Leaders encounter critical ethical dilemmas during their efforts to provide care and services to the clients. Among the areas where such issues are common is within the health care sector. The dilemmas arise in the event that one cause of action is likely to conflict with another while both of them might appear right (Woods, 2014). For example, when dealing with a patient, it is possible to encounter a situation where one possible decision is in the best interest of the client, while the same position goes against the right thing to do as per the service provider or the health care organization. The situations are very common, and the leader should always know what to do as guided by ethical frameworks in decision-making. One of the commonly used ethical principles is the deontological ethical model.
One of the ethical frameworks that can be used in decision-making in health care is the deontological code. This concept looks at the character of the action and the ethics of duty. It considers the duty of the health care provider to offer services for the greatest good of the patient. Unlike other models such as utilitarianism, the model tends to be patient-centered. Regardless of the consequences, harm is unacceptable (Marquis & Huston, 2017). Use of this model means that the decision made is for the good of the individual and not necessarily the society. By nature, the relationship between the care provider and the patient is deontological in nature. In fact, it is about the general good of the patient.
While working as a leader, I have encountered a number of ethical dilemmas. One of them was in a health care environment. I have encountered situations that require balancing the needs of the patient and the cost of care for the organization. The pharmaceutical companies have brought very costly treatment, some of which some patients are not able to afford. At the same time, there are generic treatments that are cheaper, but less effective. Many of the patients that are under our care are not able to afford the costly treatment options. The ethical dilemma arises from the need to provide safe and quality care within the cost parameters (Martin, 2014). It is a delicate balance because providing the effective procedures will jeopardize the ability to pay.
The morality of an action depends on what the individual actor believes to be the right or wrong. In the situation, the leader will have to look from deep within the self to determine the best cause of action. As a moral actor, the best cause of action is to provide the patient with the most effective medical care and not considering the cost. The cost for the health care should take the second priority after the patient has received the safe and quality care. It is a moral duty to protect the life of a fellow human being without caring about what it will cost. In the situation, the concern will be to use the most effective treatment to save the life of the patient (Disch, 2014). The idea is critical in advocating for the best outcomes for the patients.

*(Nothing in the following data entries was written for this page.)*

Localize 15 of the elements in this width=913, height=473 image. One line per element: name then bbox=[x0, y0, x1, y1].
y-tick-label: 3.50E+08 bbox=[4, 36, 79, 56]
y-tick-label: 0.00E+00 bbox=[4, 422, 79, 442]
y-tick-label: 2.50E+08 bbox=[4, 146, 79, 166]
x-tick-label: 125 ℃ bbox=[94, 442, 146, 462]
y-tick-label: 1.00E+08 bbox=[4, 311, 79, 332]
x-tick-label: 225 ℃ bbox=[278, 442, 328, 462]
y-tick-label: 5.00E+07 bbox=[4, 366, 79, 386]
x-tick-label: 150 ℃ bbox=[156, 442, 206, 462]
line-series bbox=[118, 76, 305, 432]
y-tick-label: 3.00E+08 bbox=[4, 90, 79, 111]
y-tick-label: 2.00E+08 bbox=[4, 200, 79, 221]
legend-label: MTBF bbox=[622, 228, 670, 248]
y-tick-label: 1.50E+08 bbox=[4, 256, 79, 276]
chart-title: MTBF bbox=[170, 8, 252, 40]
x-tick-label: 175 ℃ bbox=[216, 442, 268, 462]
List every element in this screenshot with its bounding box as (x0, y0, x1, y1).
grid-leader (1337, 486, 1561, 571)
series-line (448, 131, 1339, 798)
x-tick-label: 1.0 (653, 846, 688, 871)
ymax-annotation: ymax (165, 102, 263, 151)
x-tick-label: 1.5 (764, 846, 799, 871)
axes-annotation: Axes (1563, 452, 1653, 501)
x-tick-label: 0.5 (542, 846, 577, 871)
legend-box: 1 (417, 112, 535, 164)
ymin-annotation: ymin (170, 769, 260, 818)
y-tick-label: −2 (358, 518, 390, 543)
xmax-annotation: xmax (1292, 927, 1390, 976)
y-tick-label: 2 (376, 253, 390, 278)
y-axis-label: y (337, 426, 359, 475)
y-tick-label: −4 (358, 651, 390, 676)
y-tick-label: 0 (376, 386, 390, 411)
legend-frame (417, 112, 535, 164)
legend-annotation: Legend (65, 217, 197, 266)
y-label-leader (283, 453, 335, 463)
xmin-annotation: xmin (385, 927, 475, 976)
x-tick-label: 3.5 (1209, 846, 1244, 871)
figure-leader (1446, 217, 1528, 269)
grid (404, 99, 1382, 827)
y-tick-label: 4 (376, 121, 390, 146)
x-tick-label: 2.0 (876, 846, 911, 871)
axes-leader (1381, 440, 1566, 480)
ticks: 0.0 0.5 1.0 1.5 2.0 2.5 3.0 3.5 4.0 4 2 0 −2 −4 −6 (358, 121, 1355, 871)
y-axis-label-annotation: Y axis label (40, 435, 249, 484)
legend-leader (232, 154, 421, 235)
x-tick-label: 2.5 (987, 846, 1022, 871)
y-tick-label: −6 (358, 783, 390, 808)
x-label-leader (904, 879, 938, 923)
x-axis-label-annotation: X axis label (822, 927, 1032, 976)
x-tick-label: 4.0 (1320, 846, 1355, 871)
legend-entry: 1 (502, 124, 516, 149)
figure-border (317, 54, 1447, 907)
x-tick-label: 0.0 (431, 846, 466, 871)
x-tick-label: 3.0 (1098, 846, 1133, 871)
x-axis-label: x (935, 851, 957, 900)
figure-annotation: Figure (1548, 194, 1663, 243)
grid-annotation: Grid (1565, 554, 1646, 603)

The ethical code necessitates that the care for the patient should take a priority. The decision to provide effective treatment to the patient emanates from the ethical duty of the providers to care for the patient. The focus should be on caring for the client to restore health without taking undue consideration on what it will cost the healthcare system (Woods, 2014). Deviation from the act of caring based on other factors will be unethical. Therefore, for the care provider, the most ethical act will be to provide timely and effective care to the patient and then take into account the cost and the sources of funds afterward. Any other act will be a contravention of the ethical code of duty that guides health care service provision.
From a legal perspective, the situation can be considered through the lens of medical negligence. When the patient comes to a health care facility, he/she has the right to receive the most effective and quality care (Marquis & Huston, 2017). As long as the medical resources are available, they should be used by the provider to care for the patient. The cost of care should not be used as the basis for denying that kind of care. In this case, the care provider can be sued for negligence when it is proven that the kind of care that could have saved the life of the patient was denied because of cost (Laureate Education, 2012a). The case can end up being very costly for the provider and the health care facility.

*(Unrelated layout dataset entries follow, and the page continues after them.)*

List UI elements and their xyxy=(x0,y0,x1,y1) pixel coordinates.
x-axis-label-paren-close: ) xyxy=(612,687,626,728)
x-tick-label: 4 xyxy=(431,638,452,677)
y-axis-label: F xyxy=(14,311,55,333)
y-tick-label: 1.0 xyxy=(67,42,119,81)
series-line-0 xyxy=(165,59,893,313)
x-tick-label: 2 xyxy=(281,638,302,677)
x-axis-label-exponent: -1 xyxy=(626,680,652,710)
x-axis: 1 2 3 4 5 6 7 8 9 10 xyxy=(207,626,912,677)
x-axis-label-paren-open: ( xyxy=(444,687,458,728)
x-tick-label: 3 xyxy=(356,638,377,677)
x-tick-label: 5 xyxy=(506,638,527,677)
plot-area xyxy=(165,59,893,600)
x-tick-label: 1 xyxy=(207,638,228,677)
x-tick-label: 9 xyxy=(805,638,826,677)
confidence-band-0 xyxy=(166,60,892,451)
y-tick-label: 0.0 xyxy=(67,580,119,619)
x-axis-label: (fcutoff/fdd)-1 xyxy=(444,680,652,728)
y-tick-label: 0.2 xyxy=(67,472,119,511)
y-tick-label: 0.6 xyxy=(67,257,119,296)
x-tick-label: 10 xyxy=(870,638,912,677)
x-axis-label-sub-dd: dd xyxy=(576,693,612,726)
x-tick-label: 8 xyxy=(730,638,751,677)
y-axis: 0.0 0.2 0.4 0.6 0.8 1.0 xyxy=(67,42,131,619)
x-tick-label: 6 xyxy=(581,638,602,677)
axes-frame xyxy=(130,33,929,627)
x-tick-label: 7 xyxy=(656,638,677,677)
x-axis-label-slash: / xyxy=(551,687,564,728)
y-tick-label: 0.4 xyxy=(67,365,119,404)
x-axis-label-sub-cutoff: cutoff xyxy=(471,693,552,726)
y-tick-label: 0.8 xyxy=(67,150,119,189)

The moral agent is one with the capacity to act in an ethical right manner. The person is able to distinguish between the right and the wrong and has accountability for the decision he/she takes. As a moral agent, it is necessary to avoid causing undue harm. In the situation, as a moral agent, I will take the cause of action that will prevent any harm to the patient (Woods, 2014). Denying patients a proper treatment based on the cost is morally wrong because it could even lead to death. Hence, as a moral agent, I will not allow the cost of the treatment to be the basis for the decision that I will make. The positive outcome for the patient is what will be the grounds for my decision. My role as a moral agent is to ensure that all the decisions I make are founded on the morality of the action that I take.

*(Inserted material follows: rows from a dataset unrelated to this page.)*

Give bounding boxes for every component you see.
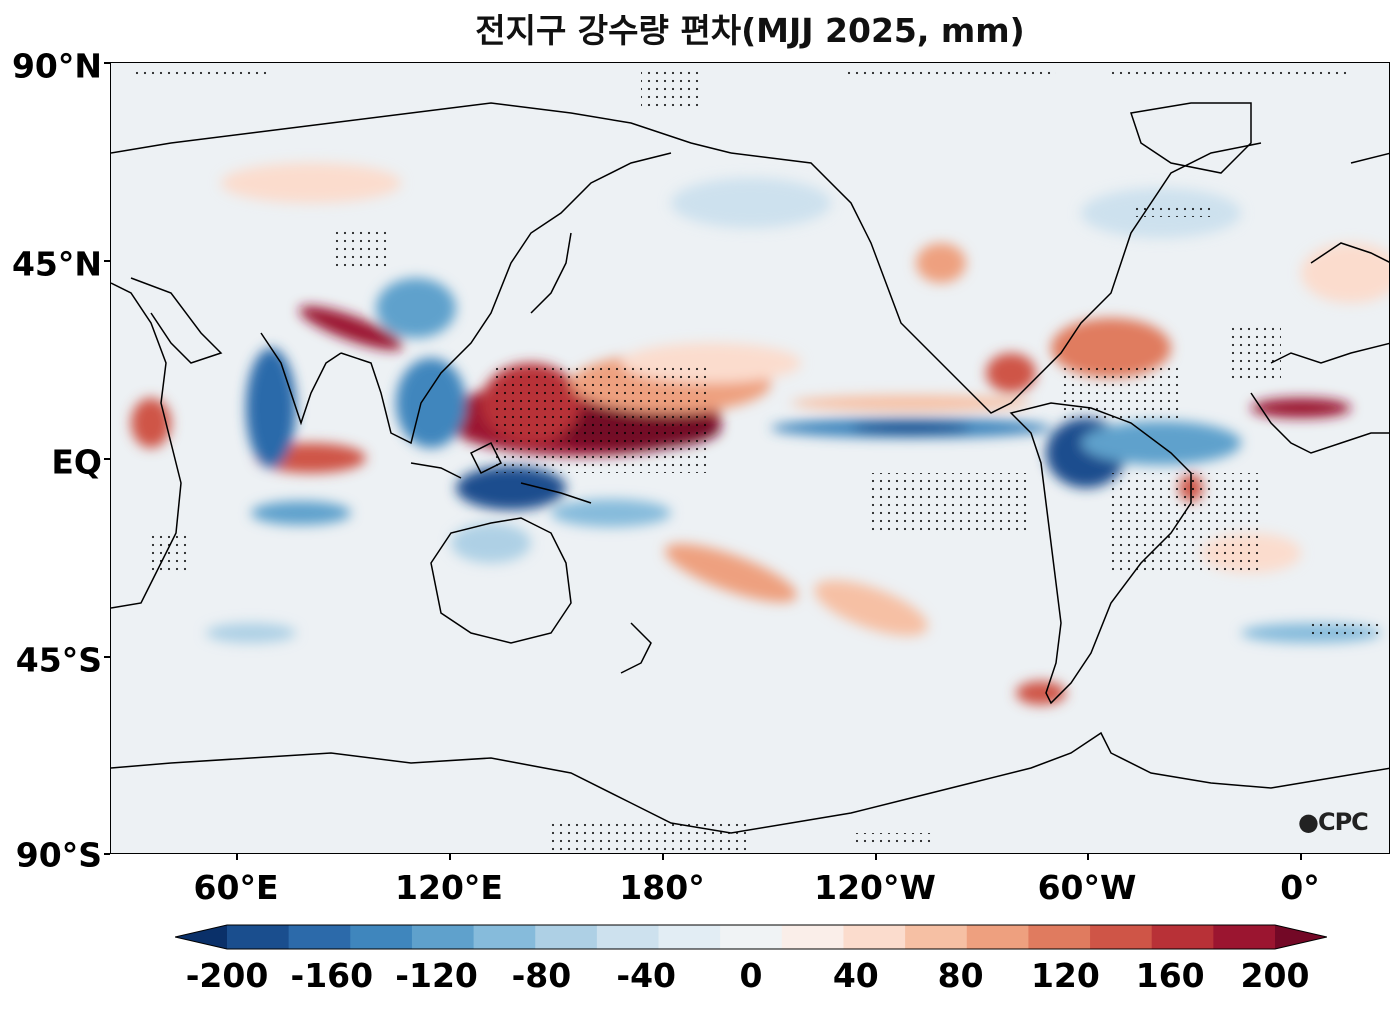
colorbar-outline xyxy=(175,924,1327,950)
lat-label-90s: 90°S xyxy=(15,835,102,875)
lon-tick xyxy=(875,854,877,860)
colorbar-segment xyxy=(658,925,721,949)
colorbar-segment xyxy=(1090,925,1153,949)
anomaly-field xyxy=(131,163,1389,705)
lat-label-90n: 90°N xyxy=(11,46,102,86)
lat-tick xyxy=(104,260,110,262)
colorbar-segment xyxy=(350,925,413,949)
colorbar-segment xyxy=(1213,925,1276,949)
colorbar-tick-label: -200 xyxy=(185,956,269,995)
colorbar-tick-label: 80 xyxy=(937,956,984,995)
colorbar-segment xyxy=(720,925,783,949)
lon-tick xyxy=(236,854,238,860)
lon-tick xyxy=(662,854,664,860)
colorbar-segment xyxy=(1028,925,1091,949)
lat-label-45n: 45°N xyxy=(11,244,102,284)
lon-label-0: 0° xyxy=(1280,868,1320,907)
logo-circle-icon: ● xyxy=(1298,808,1319,836)
lon-label-120w: 120°W xyxy=(814,868,936,907)
lat-label-45s: 45°S xyxy=(15,640,102,680)
precipitation-anomaly-map xyxy=(110,62,1390,854)
colorbar-segment xyxy=(535,925,598,949)
colorbar-segment xyxy=(411,925,475,949)
lat-tick xyxy=(104,62,110,64)
cpc-logo: ●CPC xyxy=(1298,808,1369,836)
colorbar-segment xyxy=(288,925,351,949)
lat-tick xyxy=(104,853,110,855)
lon-label-180: 180° xyxy=(619,868,705,907)
colorbar-segment xyxy=(781,925,844,949)
colorbar-segment xyxy=(843,925,906,949)
colorbar-extend-low xyxy=(175,925,227,949)
lon-tick xyxy=(1087,854,1089,860)
colorbar-segment xyxy=(227,925,290,949)
colorbar-tick-label: 40 xyxy=(832,956,879,995)
lat-label-eq: EQ xyxy=(51,442,102,482)
coastlines xyxy=(111,102,1389,834)
colorbar xyxy=(175,924,1327,950)
lat-tick xyxy=(104,656,110,658)
colorbar-tick-label: 120 xyxy=(1030,956,1100,995)
colorbar-segment xyxy=(596,925,660,949)
logo-text: CPC xyxy=(1317,808,1369,836)
lon-tick xyxy=(1300,854,1302,860)
colorbar-tick-label: -40 xyxy=(616,956,676,995)
colorbar-tick-label: -120 xyxy=(395,956,478,995)
colorbar-segment xyxy=(966,925,1029,949)
map-canvas xyxy=(111,71,1389,851)
map-title: 전지구 강수량 편차(MJJ 2025, mm) xyxy=(475,11,1025,50)
colorbar-extend-high xyxy=(1275,925,1327,949)
significance-stippling xyxy=(131,71,1381,851)
colorbar-tick-label: 200 xyxy=(1240,956,1310,995)
lat-tick xyxy=(104,458,110,460)
lon-tick xyxy=(449,854,451,860)
colorbar-tick-label: 160 xyxy=(1135,956,1205,995)
colorbar-tick-label: -160 xyxy=(290,956,374,995)
lon-label-60e: 60°E xyxy=(193,868,279,907)
lon-label-120e: 120°E xyxy=(395,868,503,907)
colorbar-tick-label: 0 xyxy=(739,956,763,995)
colorbar-segment xyxy=(905,925,968,949)
colorbar-segment xyxy=(1151,925,1214,949)
lon-label-60w: 60°W xyxy=(1037,868,1137,907)
colorbar-segment xyxy=(473,925,536,949)
colorbar-tick-label: -80 xyxy=(511,956,572,995)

My Keirsey assessment results indicate that my personality type is that of a guardian. My particular type of guardian is a guardian provider. The leadership style that goes well with this personality style is servant leadership. I am an individual who is inclined more to serving than in being served. The style goes well with my career as a care provider and the leadership position. Leadership in health care requires the kind of leader who has the interests of others at heart (Marquis & Huston, 2017). The style also serves me well when I have to make decisions relating to the care for my patients. I always make decisions that are guided by morality and the propensity to care. I always make sure that the needs of other people are met in a safe and secure environment. My focus is always on the positive outcomes for those who depend on me for their care and wellbeing. The emphasis is not only when dealing with the patients but also those who work under me (Cianci, Hannah, Roberts, & Tsakumis, 2014). Such leadership allows for the followers to become better at providing care.